Su deseo no se cumplió. Sobre la música de la orquesta se impuso la pregunta que una mujer dirigía a un paleontólogo llamado Ruiz Arregui, y ese detalle —los apellidos vascos le llamaban la atención desde que vivía en Barcelona— le hizo abrir los ojos y volver a la realidad. Vio ante sí un televisor de dieciséis pulgadas, y en la pantalla un joven de gafas, el paleontólogo, respondiendo a la presentadora del programa:

«No, por supuesto. Ya sabe usted que es imposible que existieran pterodáctilos en la costa vasca. Y además, en caso de haber existido, no hubiesen podido volar, porque esos saurios, como todos los saurios actuales, eran poiquilotermos, es decir, que no eran capaces de regular su temperatura corporal. ¿Qué significa esto? Pues que hubieran permanecido aletargados entre los hielos y que de ninguna manera hubiesen podido volar.» «Sí, es cierto —admitió la presentadora sonriendo—. No podía haber pterodáctilos en la época que hoy estamos considerando, ya que esos saurios desaparecieron de la superficie terrestre muchos millones de años antes. Y tampoco ha sido muy acertado el calificativo de murciélagos que yo les he dado antes, ya que en absoluto se trata de un pájaro, sino de un reptil.
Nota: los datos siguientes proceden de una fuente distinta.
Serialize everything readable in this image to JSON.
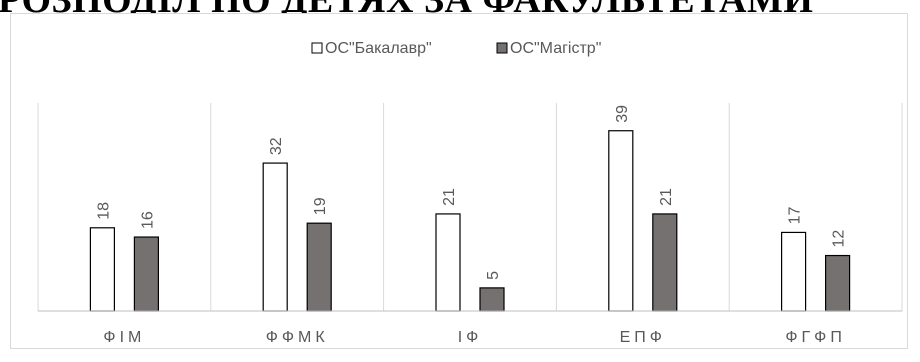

Así que, resumiendo, esto es lo que deben recordar los amigos que ahora mismo están al otro lado de la pantalla: que el pterodáctilo era un reptil, un saurio, y que desapareció de la faz de la Tierra muchísimo antes de que el hombre empezara a vivir en cuevas».

Se trataba de un programa de divulgación cultural, y tanto a la presentadora como al paleontólogo les costaba mantener una conversación fluida. Algo decepcionado al conocer el origen trivial de su sueño, Carlos miró el reloj. Faltaba media hora para las nueve; media hora, también, para que comenzara el partido que Boniek, Lato y sus compañeros iban a disputar contra los belgas. Lo transmitían por la otra cadena.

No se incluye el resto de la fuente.